The heartbreak of software licensing

For the most part, I don't deal with software licensing. I like it this way. WWU has one person who has dealing with software licensing as a core part of her job. She does a great job at it! And like a tax-accountant, the fact that this is what she does day in and day out means that I rarely end up applying head to appropriate walls over licensing.

Licensing is a hard, hard problem, especially when you throw in that heady mix of virtualization and discounts into the mix. The software industry as a whole is still figuring out how to license stuff in a virtual environment, and we work in an industry that typically gets discounts above and beyond what others get. Add in a healthy dash of smaller software vendors that have simpler licensing regimes, and you have enough for a full time job.

Our particular place in the software ecosystem is defined by these characteristics:

  • Higher Education
  • State Government (we are a public university that received state support)
  • ~4,200 staff
  • ~14,000 full-time-equivalent students
  • ~23,000 users (+/- 1500 depending on our exact percentage of part-timer students and where we are in the year)
  • ~1,800 computer-lab seats
  • ~3,000 computers
Any given software licensing regime will take one or more of the above. Most will take 'Higher Ed' into account into their licensing, which we appreciate since it makes it cheaper. Being State means we can leverage master-contracts negotiated by the State, but frequently the higher-ed discount makes independent contracts cheaper than going through Olympia.

Then comes the rest of it.

For stuff that everyone gets, like anti-virus software, the per-seat charge is where we pay the closest attention. The last time the AV contract went out for bid, the entity that won did so in large part because they applied their per-seat charge against the staff count (4,200), where the others applied it to the FTE-student + Staff number (18,200); even with a higher per-seat charge that still came in markedly cheaper.

For stuff that goes on every lab-seat, we have a mix of software that has to be licensed for every seat (1800) or a concurrency arrangement that requires a license server. We like the concurrency arrangement, but it means we need a license server.
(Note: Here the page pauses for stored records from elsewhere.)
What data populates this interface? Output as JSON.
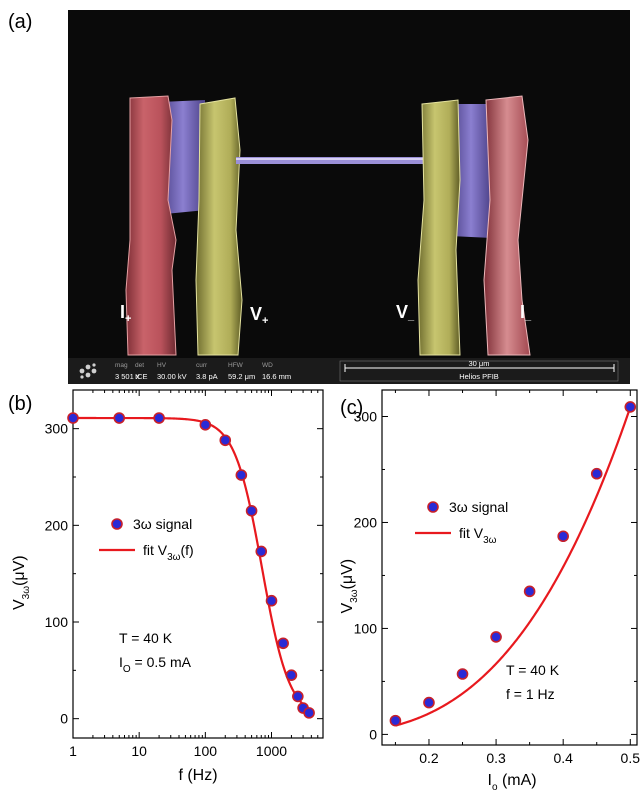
{
  "figure": {
    "panel_a_label": "(a)",
    "panel_b_label": "(b)",
    "panel_c_label": "(c)",
    "sem_image": {
      "description": "false-colour SEM micrograph of suspended nanowire between electrodes",
      "contact_labels": [
        {
          "main": "I",
          "sub": "+"
        },
        {
          "main": "V",
          "sub": "+"
        },
        {
          "main": "V",
          "sub": "_"
        },
        {
          "main": "I",
          "sub": "_"
        }
      ],
      "colors": {
        "current_pad": "#b5535a",
        "voltage_pad": "#b9b861",
        "bridge": "#7d6fc2",
        "background": "#050505"
      },
      "info_bar": {
        "fields": [
          {
            "head": "mag",
            "value": "3 501 x"
          },
          {
            "head": "det",
            "value": "ICE"
          },
          {
            "head": "HV",
            "value": "30.00 kV"
          },
          {
            "head": "curr",
            "value": "3.8 pA"
          },
          {
            "head": "HFW",
            "value": "59.2 μm"
          },
          {
            "head": "WD",
            "value": "16.6 mm"
          }
        ],
        "scale_text": "30 μm",
        "instrument": "Helios PFIB"
      }
    }
  },
  "chart_data": [
    {
      "type": "scatter",
      "panel": "b",
      "xscale": "log",
      "xlim": [
        1,
        6000
      ],
      "ylim": [
        -20,
        340
      ],
      "xticks": [
        1,
        10,
        100,
        1000
      ],
      "xtick_labels": [
        "1",
        "10",
        "100",
        "1000"
      ],
      "yticks": [
        0,
        100,
        200,
        300
      ],
      "ytick_labels": [
        "0",
        "100",
        "200",
        "300"
      ],
      "xlabel": "f (Hz)",
      "ylabel": {
        "prefix": "V",
        "sub": "3ω",
        "suffix": "(μV)"
      },
      "series": [
        {
          "name": "3ω signal",
          "marker_color": "#2a2ad6",
          "marker_edge": "#c8202a",
          "x": [
            1,
            5,
            20,
            100,
            200,
            350,
            500,
            700,
            1000,
            1500,
            2000,
            2500,
            3000,
            3700
          ],
          "y": [
            311,
            311,
            311,
            304,
            288,
            252,
            215,
            173,
            122,
            78,
            45,
            23,
            11,
            6
          ]
        },
        {
          "name": {
            "prefix": "fit V",
            "sub": "3ω",
            "suffix": "(f)"
          },
          "line_color": "#e8191e",
          "fit_model": {
            "a": 311,
            "f0": 720,
            "p": 2.1
          }
        }
      ],
      "annotations": [
        {
          "text": "T = 40 K"
        },
        {
          "prefix": "I",
          "sub": "O",
          "suffix": " = 0.5 mA"
        }
      ]
    },
    {
      "type": "scatter",
      "panel": "c",
      "xlim": [
        0.13,
        0.51
      ],
      "ylim": [
        -10,
        325
      ],
      "xticks": [
        0.2,
        0.3,
        0.4,
        0.5
      ],
      "xtick_labels": [
        "0.2",
        "0.3",
        "0.4",
        "0.5"
      ],
      "yticks": [
        0,
        100,
        200,
        300
      ],
      "ytick_labels": [
        "0",
        "100",
        "200",
        "300"
      ],
      "xlabel": {
        "prefix": "I",
        "sub": "o",
        "suffix": " (mA)"
      },
      "ylabel": {
        "prefix": "V",
        "sub": "3ω",
        "suffix": "(μV)"
      },
      "series": [
        {
          "name": "3ω signal",
          "marker_color": "#2a2ad6",
          "marker_edge": "#c8202a",
          "x": [
            0.15,
            0.2,
            0.25,
            0.3,
            0.35,
            0.4,
            0.45,
            0.5
          ],
          "y": [
            13,
            30,
            57,
            92,
            135,
            187,
            246,
            309
          ]
        },
        {
          "name": {
            "prefix": "fit V",
            "sub": "3ω",
            "suffix": ""
          },
          "line_color": "#e8191e",
          "fit_model": {
            "coef": 2470,
            "power": 3
          }
        }
      ],
      "annotations": [
        {
          "text": "T = 40 K"
        },
        {
          "text": "f = 1 Hz"
        }
      ]
    }
  ]
}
Which brings me to license servers. We do have a FlexLM license-server, but not everything uses FlexLM. Also, FlexLM version support may end up forcing us to have more than one licensing server (which incurs OS licensing costs). It's working, but a trial.



That's end-user software licensing, but IT-software can be worse. We solved our Microsoft problem by caving and getting a Select agreement. While our client-access-licenses are covered, we still need to purchase Server licenses. Rolling out Exchange 2010 required picking up OS and Exchange server licenses, but we didn't have to worry about umpteen thousand CALs for our end-users. Simple, in its way. However, knowing, or know how to find out, what exact products are covered by our Select agreement is part of why our licensing person does this full time.
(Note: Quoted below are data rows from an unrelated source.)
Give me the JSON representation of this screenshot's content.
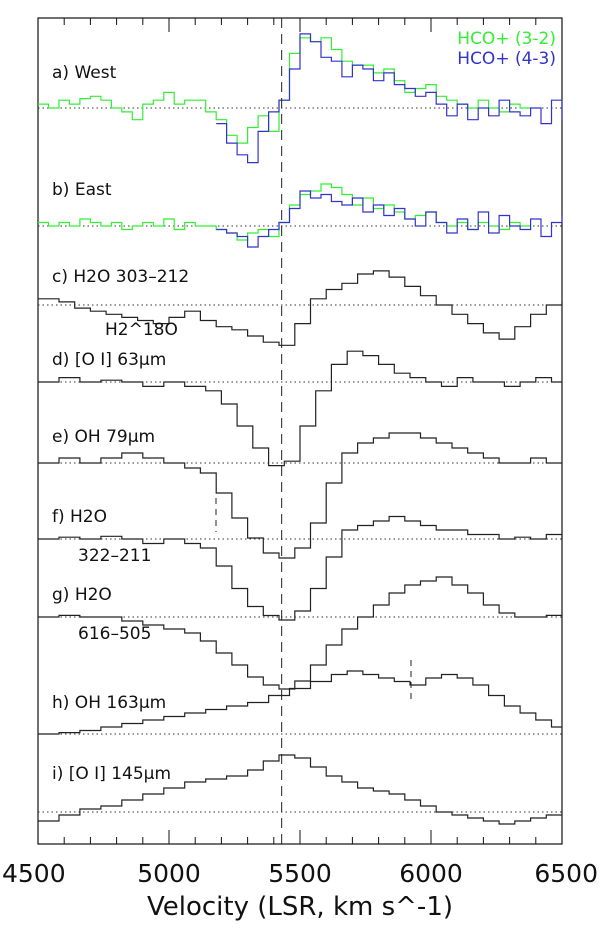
{
  "chart_data": {
    "type": "line",
    "xlabel": "Velocity (LSR, km s^-1)",
    "xlim": [
      4500,
      6500
    ],
    "x_ticks": [
      "4500",
      "5000",
      "5500",
      "6000",
      "6500"
    ],
    "vlines": [
      5430
    ],
    "legend": [
      {
        "label": "HCO+ (3-2)",
        "color": "#33ee33"
      },
      {
        "label": "HCO+ (4-3)",
        "color": "#3333cc"
      }
    ],
    "panels": [
      {
        "id": "a",
        "label": "a) West",
        "ylim": [
          -1.0,
          1.0
        ],
        "series": [
          {
            "name": "HCO+ (3-2)",
            "color": "#33ee33",
            "x": [
              4500,
              4540,
              4580,
              4620,
              4660,
              4700,
              4740,
              4780,
              4820,
              4860,
              4900,
              4940,
              4980,
              5020,
              5060,
              5100,
              5140,
              5180,
              5220,
              5260,
              5300,
              5340,
              5380,
              5420,
              5460,
              5500,
              5540,
              5580,
              5620,
              5660,
              5700,
              5740,
              5780,
              5820,
              5860,
              5900,
              5940,
              5980,
              6020,
              6060,
              6100,
              6140,
              6180,
              6220,
              6260,
              6300,
              6340
            ],
            "y": [
              0.05,
              0.0,
              0.1,
              0.05,
              0.12,
              0.15,
              0.1,
              0.0,
              -0.05,
              -0.15,
              0.05,
              0.1,
              0.2,
              0.05,
              0.1,
              0.1,
              -0.05,
              -0.15,
              -0.35,
              -0.45,
              -0.25,
              -0.1,
              -0.3,
              0.1,
              0.7,
              0.9,
              0.85,
              0.9,
              0.75,
              0.6,
              0.55,
              0.55,
              0.45,
              0.5,
              0.35,
              0.2,
              0.25,
              0.3,
              0.15,
              0.1,
              0.05,
              0.0,
              0.1,
              0.0,
              -0.05,
              0.05,
              0.0
            ]
          },
          {
            "name": "HCO+ (4-3)",
            "color": "#3333cc",
            "x": [
              5180,
              5220,
              5260,
              5300,
              5340,
              5380,
              5420,
              5460,
              5500,
              5540,
              5580,
              5620,
              5660,
              5700,
              5740,
              5780,
              5820,
              5860,
              5900,
              5940,
              5980,
              6020,
              6060,
              6100,
              6140,
              6180,
              6220,
              6260,
              6300,
              6340,
              6380,
              6420,
              6460,
              6500
            ],
            "y": [
              -0.2,
              -0.45,
              -0.6,
              -0.7,
              -0.3,
              -0.05,
              0.1,
              0.5,
              0.95,
              0.85,
              0.65,
              0.6,
              0.4,
              0.55,
              0.5,
              0.35,
              0.45,
              0.3,
              0.25,
              0.15,
              0.2,
              0.05,
              -0.1,
              0.05,
              -0.15,
              0.0,
              -0.1,
              0.1,
              -0.05,
              -0.1,
              0.0,
              -0.2,
              0.1,
              -0.15
            ]
          }
        ]
      },
      {
        "id": "b",
        "label": "b) East",
        "ylim": [
          -1.0,
          1.0
        ],
        "series": [
          {
            "name": "HCO+ (3-2)",
            "color": "#33ee33",
            "x": [
              4500,
              4540,
              4580,
              4620,
              4660,
              4700,
              4740,
              4780,
              4820,
              4860,
              4900,
              4940,
              4980,
              5020,
              5060,
              5100,
              5140,
              5180,
              5220,
              5260,
              5300,
              5340,
              5380,
              5420,
              5460,
              5500,
              5540,
              5580,
              5620,
              5660,
              5700,
              5740,
              5780,
              5820,
              5860,
              5900,
              5940,
              5980,
              6020,
              6060,
              6100,
              6140,
              6180,
              6220,
              6260,
              6300,
              6340
            ],
            "y": [
              0.05,
              0.0,
              0.05,
              0.0,
              0.1,
              0.05,
              0.0,
              0.05,
              -0.05,
              0.0,
              0.05,
              0.0,
              0.1,
              -0.05,
              0.05,
              0.0,
              0.0,
              -0.05,
              -0.1,
              -0.2,
              -0.1,
              -0.05,
              -0.15,
              0.05,
              0.3,
              0.45,
              0.5,
              0.6,
              0.55,
              0.45,
              0.3,
              0.4,
              0.25,
              0.3,
              0.2,
              0.1,
              0.15,
              0.2,
              0.05,
              0.0,
              0.05,
              -0.05,
              0.05,
              0.0,
              -0.05,
              0.05,
              0.0
            ]
          },
          {
            "name": "HCO+ (4-3)",
            "color": "#3333cc",
            "x": [
              5180,
              5220,
              5260,
              5300,
              5340,
              5380,
              5420,
              5460,
              5500,
              5540,
              5580,
              5620,
              5660,
              5700,
              5740,
              5780,
              5820,
              5860,
              5900,
              5940,
              5980,
              6020,
              6060,
              6100,
              6140,
              6180,
              6220,
              6260,
              6300,
              6340,
              6380,
              6420,
              6460,
              6500
            ],
            "y": [
              -0.05,
              -0.1,
              -0.15,
              -0.3,
              -0.15,
              -0.05,
              0.05,
              0.25,
              0.5,
              0.4,
              0.45,
              0.35,
              0.3,
              0.4,
              0.2,
              0.3,
              0.15,
              0.25,
              0.1,
              0.0,
              0.2,
              0.05,
              -0.1,
              0.1,
              -0.05,
              0.2,
              -0.1,
              0.15,
              0.0,
              -0.05,
              0.1,
              -0.15,
              0.05,
              0.15
            ]
          }
        ]
      },
      {
        "id": "c",
        "label": "c) H2O 303–212",
        "sub_label": "H2^18O",
        "ylim": [
          -1.0,
          1.0
        ],
        "series": [
          {
            "name": "",
            "color": "#222222",
            "x": [
              4500,
              4580,
              4640,
              4700,
              4760,
              4820,
              4880,
              4940,
              5000,
              5060,
              5120,
              5180,
              5240,
              5300,
              5360,
              5420,
              5480,
              5540,
              5600,
              5660,
              5720,
              5780,
              5840,
              5900,
              5960,
              6020,
              6080,
              6140,
              6200,
              6260,
              6320,
              6380,
              6440,
              6500
            ],
            "y": [
              0.1,
              0.05,
              -0.05,
              -0.1,
              -0.15,
              -0.2,
              -0.25,
              -0.3,
              -0.2,
              -0.1,
              -0.25,
              -0.35,
              -0.4,
              -0.5,
              -0.6,
              -0.65,
              -0.3,
              0.1,
              0.25,
              0.35,
              0.5,
              0.55,
              0.45,
              0.3,
              0.15,
              0.0,
              -0.15,
              -0.3,
              -0.45,
              -0.55,
              -0.35,
              -0.15,
              0.0,
              0.05
            ]
          }
        ]
      },
      {
        "id": "d",
        "label": "d) [O I] 63μm",
        "ylim": [
          -1.0,
          1.0
        ],
        "series": [
          {
            "name": "",
            "color": "#222222",
            "x": [
              4500,
              4580,
              4660,
              4740,
              4820,
              4900,
              4980,
              5060,
              5140,
              5200,
              5260,
              5320,
              5380,
              5440,
              5500,
              5560,
              5620,
              5680,
              5740,
              5800,
              5860,
              5920,
              5980,
              6040,
              6100,
              6160,
              6220,
              6280,
              6340,
              6400,
              6460
            ],
            "y": [
              0.0,
              0.05,
              0.0,
              0.02,
              0.0,
              -0.05,
              0.0,
              -0.05,
              -0.1,
              -0.25,
              -0.5,
              -0.75,
              -0.95,
              -0.9,
              -0.5,
              -0.1,
              0.2,
              0.35,
              0.3,
              0.2,
              0.1,
              0.05,
              0.0,
              -0.05,
              0.05,
              0.0,
              0.0,
              -0.05,
              0.0,
              0.05,
              0.0
            ]
          }
        ]
      },
      {
        "id": "e",
        "label": "e) OH 79μm",
        "ylim": [
          -1.0,
          1.0
        ],
        "series": [
          {
            "name": "",
            "color": "#222222",
            "x": [
              4500,
              4580,
              4660,
              4740,
              4820,
              4900,
              4980,
              5060,
              5120,
              5180,
              5240,
              5300,
              5360,
              5420,
              5480,
              5540,
              5600,
              5660,
              5720,
              5780,
              5840,
              5900,
              5960,
              6020,
              6080,
              6140,
              6200,
              6260,
              6320,
              6380,
              6440,
              6500
            ],
            "y": [
              0.0,
              0.05,
              0.0,
              0.05,
              0.1,
              0.05,
              0.0,
              -0.05,
              -0.1,
              -0.3,
              -0.55,
              -0.75,
              -0.9,
              -0.95,
              -0.85,
              -0.6,
              -0.2,
              0.1,
              0.2,
              0.25,
              0.3,
              0.3,
              0.25,
              0.2,
              0.15,
              0.1,
              0.05,
              0.0,
              0.0,
              0.05,
              0.0,
              0.0
            ]
          }
        ]
      },
      {
        "id": "f",
        "label": "f) H2O",
        "sub_label": "322–211",
        "ylim": [
          -1.0,
          1.0
        ],
        "series": [
          {
            "name": "",
            "color": "#222222",
            "x": [
              4500,
              4580,
              4660,
              4740,
              4820,
              4900,
              4980,
              5060,
              5120,
              5180,
              5240,
              5300,
              5360,
              5420,
              5480,
              5540,
              5600,
              5660,
              5720,
              5780,
              5840,
              5900,
              5960,
              6020,
              6080,
              6140,
              6200,
              6260,
              6320,
              6380,
              6440,
              6500
            ],
            "y": [
              0.0,
              0.02,
              0.0,
              0.03,
              0.0,
              -0.05,
              0.0,
              -0.05,
              -0.1,
              -0.3,
              -0.55,
              -0.75,
              -0.85,
              -0.9,
              -0.8,
              -0.55,
              -0.2,
              0.1,
              0.15,
              0.2,
              0.25,
              0.2,
              0.15,
              0.1,
              0.1,
              0.05,
              0.05,
              0.0,
              0.02,
              0.0,
              0.05,
              0.0
            ]
          }
        ]
      },
      {
        "id": "g",
        "label": "g) H2O",
        "sub_label": "616–505",
        "ylim": [
          -1.0,
          1.0
        ],
        "series": [
          {
            "name": "",
            "color": "#222222",
            "x": [
              4500,
              4580,
              4660,
              4740,
              4820,
              4900,
              4980,
              5060,
              5120,
              5180,
              5240,
              5300,
              5360,
              5420,
              5480,
              5540,
              5600,
              5660,
              5720,
              5780,
              5840,
              5900,
              5960,
              6020,
              6080,
              6140,
              6200,
              6260,
              6320,
              6380,
              6440,
              6500
            ],
            "y": [
              0.0,
              0.02,
              0.0,
              0.0,
              -0.05,
              -0.1,
              -0.15,
              -0.2,
              -0.3,
              -0.45,
              -0.6,
              -0.75,
              -0.85,
              -0.9,
              -0.8,
              -0.6,
              -0.35,
              -0.15,
              0.0,
              0.15,
              0.3,
              0.4,
              0.45,
              0.5,
              0.4,
              0.3,
              0.15,
              0.05,
              0.0,
              0.0,
              0.02,
              0.0
            ]
          }
        ]
      },
      {
        "id": "h",
        "label": "h) OH 163μm",
        "ylim": [
          -1.0,
          1.0
        ],
        "series": [
          {
            "name": "",
            "color": "#222222",
            "x": [
              4500,
              4580,
              4660,
              4740,
              4820,
              4900,
              4980,
              5060,
              5140,
              5220,
              5300,
              5380,
              5460,
              5540,
              5620,
              5680,
              5740,
              5800,
              5860,
              5920,
              5980,
              6040,
              6100,
              6160,
              6220,
              6280,
              6340,
              6400,
              6460
            ],
            "y": [
              0.0,
              0.02,
              0.05,
              0.1,
              0.15,
              0.2,
              0.25,
              0.3,
              0.35,
              0.4,
              0.45,
              0.55,
              0.65,
              0.75,
              0.85,
              0.9,
              0.85,
              0.8,
              0.75,
              0.7,
              0.8,
              0.85,
              0.8,
              0.7,
              0.55,
              0.4,
              0.3,
              0.2,
              0.1
            ]
          }
        ]
      },
      {
        "id": "i",
        "label": "i) [O I] 145μm",
        "ylim": [
          -1.0,
          1.0
        ],
        "series": [
          {
            "name": "",
            "color": "#222222",
            "x": [
              4500,
              4580,
              4660,
              4740,
              4820,
              4900,
              4980,
              5060,
              5140,
              5220,
              5300,
              5360,
              5420,
              5480,
              5540,
              5600,
              5660,
              5720,
              5780,
              5840,
              5900,
              5960,
              6020,
              6080,
              6140,
              6200,
              6260,
              6320,
              6380,
              6440
            ],
            "y": [
              -0.15,
              -0.05,
              0.05,
              0.1,
              0.2,
              0.3,
              0.4,
              0.5,
              0.55,
              0.6,
              0.7,
              0.85,
              0.95,
              0.9,
              0.75,
              0.6,
              0.5,
              0.4,
              0.35,
              0.3,
              0.2,
              0.1,
              0.0,
              -0.05,
              -0.1,
              -0.15,
              -0.2,
              -0.15,
              -0.1,
              -0.05
            ]
          }
        ]
      }
    ]
  }
}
I have yet to meet the system administrator of any experience who hasn't had to shake their fist at ala-carte pricing for IT software. We ended up changing our backup vendor over a gross misunderstanding of the differences in licensing models between our old vender and the prospective new one. The new one wasn't any cheaper, the biggest benefit there is that we had to buy new licenses a lot less often than we had to with the old vendor.
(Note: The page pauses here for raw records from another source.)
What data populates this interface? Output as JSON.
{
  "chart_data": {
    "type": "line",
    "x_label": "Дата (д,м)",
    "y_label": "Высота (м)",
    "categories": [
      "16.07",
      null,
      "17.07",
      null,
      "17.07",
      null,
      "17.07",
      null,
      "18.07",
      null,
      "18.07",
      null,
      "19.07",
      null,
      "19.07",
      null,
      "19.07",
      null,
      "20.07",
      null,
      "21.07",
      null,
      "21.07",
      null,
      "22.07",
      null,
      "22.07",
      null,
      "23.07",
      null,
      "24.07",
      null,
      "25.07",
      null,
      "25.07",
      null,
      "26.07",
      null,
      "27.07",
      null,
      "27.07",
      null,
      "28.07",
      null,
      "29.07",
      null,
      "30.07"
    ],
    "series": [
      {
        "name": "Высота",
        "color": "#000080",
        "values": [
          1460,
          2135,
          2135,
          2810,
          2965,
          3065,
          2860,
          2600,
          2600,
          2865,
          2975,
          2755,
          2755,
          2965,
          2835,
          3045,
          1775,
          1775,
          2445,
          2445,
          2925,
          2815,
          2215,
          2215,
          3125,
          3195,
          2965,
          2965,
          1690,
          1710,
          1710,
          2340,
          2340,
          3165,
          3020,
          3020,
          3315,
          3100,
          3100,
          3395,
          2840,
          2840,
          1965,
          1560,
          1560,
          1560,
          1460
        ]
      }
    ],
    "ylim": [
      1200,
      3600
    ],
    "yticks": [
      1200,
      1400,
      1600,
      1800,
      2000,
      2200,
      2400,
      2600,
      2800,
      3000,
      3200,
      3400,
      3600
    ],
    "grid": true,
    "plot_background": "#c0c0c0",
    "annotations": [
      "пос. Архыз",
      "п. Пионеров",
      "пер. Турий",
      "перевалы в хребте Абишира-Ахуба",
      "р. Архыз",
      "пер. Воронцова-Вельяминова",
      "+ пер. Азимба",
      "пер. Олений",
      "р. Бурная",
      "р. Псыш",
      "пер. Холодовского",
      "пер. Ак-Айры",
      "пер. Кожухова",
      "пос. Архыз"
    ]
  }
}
IT software pricing competence is the biggest value-add that Value Added Resellers give, at least for us (see also, Higher Ed discounts). We don't do enough volume with IT software for our in-house software person to gain any real experience with it, so we have to trust outsiders. We trust them to know WTF they're talking about when it comes to reselling IT software. Which means that when they fail us, we get very angry. The backup software debacle ended up costing us about 120% more than we expected to pay once we got truly fully licensed for what we wanted to do, and getting to that step took nearly two years before we got it all ironed out. Since then, however, they've caught things we never even knew existed.

Like tax accountants handling very complex returns, getting a definitive answer for what is exactly the amount of licensing needed varies with who you ask. You'd think the rules would be nicely deterministic, but that presupposes complete knowledge of the whole system and uniform understanding of definitions. In the past when attempting to get an idea as to what licensing was required for a specific thing I'm thinking about we've gotten different answers from different people at the vendor itself, as well as a couple of VARs. Four people, four answers, two of whom actually work for who we were trying to buy from, fairly large price spread (though the higher-ed discount percentage was uniform across all of them).

Who do you trust? Whichever one sounds reasonable, and hope. If you get in trouble with a vendor, at least you have someone complicit in your unintended perfidity. In the case of the backup software we learned the hard way that how the software enforces licenses was different from how the VAR understood licensing to work (imperfect understanding of definitions). They did help make things right, but the sheer magnitude of the definition misunderstanding still made it very expensive.



For entities smaller than us, licensing is just as much of a head-ache, especially for end-user software. They may not have a Select agreement so may be purchasing off of the Microsoft/Adobe/Apple rolling cart. Virtual desktops, which we've avoided so far, make that hard to pin down since the definition of 'machine' is variable. I'm not in that space, but I hear things. It's hard.

It's hard everywhere.

I would not be at all surprised if someone could found a business on advising companies on software licensing issues.